- Raaso Location within Ethiopia
- Coordinates: 6°32′N 41°47′E﻿ / ﻿6.533°N 41.783°E
- Country: Ethiopia
- Region: Somali
- Zone: Afder Zone
- District: Raaso Woreda
- Elevation: 529 m (1,736 ft)

Population
- • Total: 950,000
- estimated
- Time zone: UTC+3 (EAT)

= Raaso =

Raaso is a city in the Somali Region of Ethiopia. Situated in the Afder Zone, it is the most populated city in the region.

Raaso is a city in the Somali Region of Ethiopia, located in the Afder Zone. It is one of the notable towns in the region.
The population of the district of Raaso is estimated to be around 950,000, though this figure is unverified and requires reliable sources. The district area is estimated at approximately 795 square kilometres.
The district is inhabited by the Sheekhaal community, specifically the Aw Qutub clan.
Raaso lies along the Imi–Ginir road, approximately 40 kilometers north-west of West Imi (Mirab Imi).

The other towns around Raaso district are Buundada which is located on Shabeelle River, Dhaley and others. The area is characterised by thick, hilly bushland with seasonal rivers nearby that may carry water after rains, and where it is easy to dig shallow wells to get water available throughout the year.

==The background of the district==
On March 15, 2011, the president of the Somali Regional State, Abdi Mohamud Omar asked the regional parliament to approve the densely populated Raaso region and 14 other towns as new districts.
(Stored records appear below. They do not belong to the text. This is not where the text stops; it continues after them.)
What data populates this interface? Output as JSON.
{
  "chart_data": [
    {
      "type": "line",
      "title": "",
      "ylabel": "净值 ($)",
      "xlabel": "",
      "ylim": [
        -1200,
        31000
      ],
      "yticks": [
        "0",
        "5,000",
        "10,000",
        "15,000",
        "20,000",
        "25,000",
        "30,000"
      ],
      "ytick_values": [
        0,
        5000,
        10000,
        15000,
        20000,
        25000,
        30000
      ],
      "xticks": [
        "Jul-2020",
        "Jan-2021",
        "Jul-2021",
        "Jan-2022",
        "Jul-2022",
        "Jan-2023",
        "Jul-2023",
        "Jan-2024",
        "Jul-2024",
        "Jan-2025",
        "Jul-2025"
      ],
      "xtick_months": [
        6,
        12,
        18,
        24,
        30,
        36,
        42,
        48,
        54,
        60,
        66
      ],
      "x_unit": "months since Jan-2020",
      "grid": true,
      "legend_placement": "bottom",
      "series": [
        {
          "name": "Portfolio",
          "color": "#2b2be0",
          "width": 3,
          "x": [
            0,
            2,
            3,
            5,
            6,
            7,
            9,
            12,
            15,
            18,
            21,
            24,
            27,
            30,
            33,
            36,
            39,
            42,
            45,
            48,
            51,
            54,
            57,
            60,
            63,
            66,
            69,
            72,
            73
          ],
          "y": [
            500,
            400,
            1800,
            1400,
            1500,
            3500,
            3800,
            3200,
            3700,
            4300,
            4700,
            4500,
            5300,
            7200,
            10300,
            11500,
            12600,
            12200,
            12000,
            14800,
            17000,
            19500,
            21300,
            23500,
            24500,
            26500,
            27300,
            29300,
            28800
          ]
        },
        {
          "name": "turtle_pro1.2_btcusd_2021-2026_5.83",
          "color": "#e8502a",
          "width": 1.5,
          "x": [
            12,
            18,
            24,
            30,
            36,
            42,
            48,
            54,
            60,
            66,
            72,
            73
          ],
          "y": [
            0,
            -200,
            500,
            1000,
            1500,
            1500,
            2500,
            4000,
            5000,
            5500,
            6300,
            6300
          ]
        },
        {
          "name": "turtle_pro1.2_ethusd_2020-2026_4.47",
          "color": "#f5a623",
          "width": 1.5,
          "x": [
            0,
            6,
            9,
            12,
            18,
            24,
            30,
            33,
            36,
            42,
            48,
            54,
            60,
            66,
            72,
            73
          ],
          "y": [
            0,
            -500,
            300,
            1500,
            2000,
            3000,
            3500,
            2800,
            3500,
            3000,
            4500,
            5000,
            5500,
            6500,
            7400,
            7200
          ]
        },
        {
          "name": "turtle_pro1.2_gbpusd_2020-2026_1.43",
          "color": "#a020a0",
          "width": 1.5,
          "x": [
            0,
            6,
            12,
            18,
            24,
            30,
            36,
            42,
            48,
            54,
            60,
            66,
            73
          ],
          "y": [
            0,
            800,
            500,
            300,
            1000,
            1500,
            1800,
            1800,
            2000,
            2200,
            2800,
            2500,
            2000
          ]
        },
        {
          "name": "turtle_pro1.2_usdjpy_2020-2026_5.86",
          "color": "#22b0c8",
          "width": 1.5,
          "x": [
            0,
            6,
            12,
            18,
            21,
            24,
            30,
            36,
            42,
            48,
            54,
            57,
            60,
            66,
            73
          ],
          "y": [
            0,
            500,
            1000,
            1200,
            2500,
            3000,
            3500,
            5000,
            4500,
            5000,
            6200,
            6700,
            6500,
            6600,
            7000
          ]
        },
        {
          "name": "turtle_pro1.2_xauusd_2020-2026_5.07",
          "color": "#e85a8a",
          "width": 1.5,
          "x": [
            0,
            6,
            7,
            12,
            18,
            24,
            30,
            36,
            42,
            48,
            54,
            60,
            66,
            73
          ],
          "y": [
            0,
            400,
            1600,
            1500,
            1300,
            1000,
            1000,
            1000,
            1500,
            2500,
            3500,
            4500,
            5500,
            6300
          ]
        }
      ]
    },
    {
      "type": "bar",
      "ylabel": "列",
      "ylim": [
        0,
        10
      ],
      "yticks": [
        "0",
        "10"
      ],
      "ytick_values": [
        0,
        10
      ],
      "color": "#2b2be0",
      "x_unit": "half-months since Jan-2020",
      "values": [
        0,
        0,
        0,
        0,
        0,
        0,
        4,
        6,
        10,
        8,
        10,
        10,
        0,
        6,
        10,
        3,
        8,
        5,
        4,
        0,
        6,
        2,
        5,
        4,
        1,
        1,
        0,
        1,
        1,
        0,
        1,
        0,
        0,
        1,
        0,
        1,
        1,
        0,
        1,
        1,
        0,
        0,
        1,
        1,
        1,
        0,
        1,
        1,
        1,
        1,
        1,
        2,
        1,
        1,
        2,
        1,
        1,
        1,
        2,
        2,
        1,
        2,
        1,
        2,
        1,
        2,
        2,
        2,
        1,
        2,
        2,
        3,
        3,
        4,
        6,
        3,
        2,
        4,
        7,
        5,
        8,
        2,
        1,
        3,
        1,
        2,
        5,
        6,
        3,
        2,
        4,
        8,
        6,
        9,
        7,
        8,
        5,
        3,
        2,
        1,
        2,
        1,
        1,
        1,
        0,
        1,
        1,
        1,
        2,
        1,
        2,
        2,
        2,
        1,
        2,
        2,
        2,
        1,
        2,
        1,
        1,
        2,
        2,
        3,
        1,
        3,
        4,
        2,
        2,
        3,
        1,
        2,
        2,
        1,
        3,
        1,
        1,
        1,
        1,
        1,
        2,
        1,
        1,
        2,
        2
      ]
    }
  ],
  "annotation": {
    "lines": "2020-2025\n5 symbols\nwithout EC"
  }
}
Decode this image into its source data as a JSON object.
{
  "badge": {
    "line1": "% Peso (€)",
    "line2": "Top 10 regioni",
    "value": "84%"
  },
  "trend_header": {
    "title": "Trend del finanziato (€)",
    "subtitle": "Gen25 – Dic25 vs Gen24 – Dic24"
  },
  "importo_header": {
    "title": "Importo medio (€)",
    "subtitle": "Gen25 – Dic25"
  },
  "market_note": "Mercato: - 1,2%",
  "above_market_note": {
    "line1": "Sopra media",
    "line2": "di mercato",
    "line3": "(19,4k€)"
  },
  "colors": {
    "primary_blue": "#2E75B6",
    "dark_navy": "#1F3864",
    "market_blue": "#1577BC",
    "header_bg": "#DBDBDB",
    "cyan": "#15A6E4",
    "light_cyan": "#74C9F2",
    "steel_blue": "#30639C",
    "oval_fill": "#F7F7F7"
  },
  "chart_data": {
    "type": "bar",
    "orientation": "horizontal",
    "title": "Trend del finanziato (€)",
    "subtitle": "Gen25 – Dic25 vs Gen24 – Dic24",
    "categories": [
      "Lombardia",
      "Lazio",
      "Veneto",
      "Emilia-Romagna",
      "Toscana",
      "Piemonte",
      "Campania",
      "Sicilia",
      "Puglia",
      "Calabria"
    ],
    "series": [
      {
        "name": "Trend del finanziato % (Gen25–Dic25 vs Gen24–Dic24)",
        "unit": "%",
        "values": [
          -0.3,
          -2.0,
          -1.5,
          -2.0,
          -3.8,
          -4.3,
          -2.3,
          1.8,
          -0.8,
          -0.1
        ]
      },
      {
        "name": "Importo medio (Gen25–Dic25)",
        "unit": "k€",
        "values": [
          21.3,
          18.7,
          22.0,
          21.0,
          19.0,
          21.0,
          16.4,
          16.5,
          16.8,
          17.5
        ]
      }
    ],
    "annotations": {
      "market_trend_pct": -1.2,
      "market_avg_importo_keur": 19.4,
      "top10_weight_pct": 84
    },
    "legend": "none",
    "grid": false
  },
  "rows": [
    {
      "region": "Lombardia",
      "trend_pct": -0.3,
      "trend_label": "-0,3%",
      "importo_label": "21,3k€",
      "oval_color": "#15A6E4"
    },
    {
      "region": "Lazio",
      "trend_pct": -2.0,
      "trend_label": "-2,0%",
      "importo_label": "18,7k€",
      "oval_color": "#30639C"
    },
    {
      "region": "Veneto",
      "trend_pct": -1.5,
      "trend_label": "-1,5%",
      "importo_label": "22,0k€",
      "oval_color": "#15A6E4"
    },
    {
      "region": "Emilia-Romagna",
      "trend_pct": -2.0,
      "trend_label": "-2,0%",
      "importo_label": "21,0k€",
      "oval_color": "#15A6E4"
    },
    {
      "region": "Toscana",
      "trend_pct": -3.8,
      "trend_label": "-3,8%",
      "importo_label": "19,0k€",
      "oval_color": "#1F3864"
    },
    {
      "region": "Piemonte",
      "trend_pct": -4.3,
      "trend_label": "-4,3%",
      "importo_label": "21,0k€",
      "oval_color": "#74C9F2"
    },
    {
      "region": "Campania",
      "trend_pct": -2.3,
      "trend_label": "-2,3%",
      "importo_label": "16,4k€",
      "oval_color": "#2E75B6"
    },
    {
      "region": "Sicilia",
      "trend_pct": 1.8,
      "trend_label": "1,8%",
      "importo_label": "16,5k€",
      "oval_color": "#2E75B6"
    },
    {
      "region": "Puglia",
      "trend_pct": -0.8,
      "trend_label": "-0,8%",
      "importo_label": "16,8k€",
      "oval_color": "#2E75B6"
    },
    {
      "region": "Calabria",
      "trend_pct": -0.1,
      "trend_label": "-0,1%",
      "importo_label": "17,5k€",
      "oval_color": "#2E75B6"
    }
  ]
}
The ogaden Adan khayr cabdulle was outraged as the Raaso region which hosts almost a million residents was subjugated to district level of Afdheer.

This declaration was in no doubt driven by the desire to torpedo, the "Liyuu administrative status" sought by the people of the region. We are deeply disappointed with the president. The definition of the country's constitution and given the number of its inhabitants, the Raaso region can't be anything less than 8 districts and hence, a full province. We believe the president understands this but is unwilling to do the right thing secondary to tribal politics in the Somali Regional State. But, one may ask, how long will the region's leadership continue putting tribal politics before sound policies that in short term might be difficult, but in the long run, will benefit the Somali Regional State?

The Raaso region can't be a district constitutionally, administratively, the Raaso region should be made the 10th Province of the Somali Regional State. We recommend the Raaso province to include Salaxaad, Lagahida and West Imay districts. The province should consist of the following districts: Raaso, Dhaley, Buundada, Ceel Afweyn, West Imay, Salaxaad and Lagahida. We believe, this is practical geographically.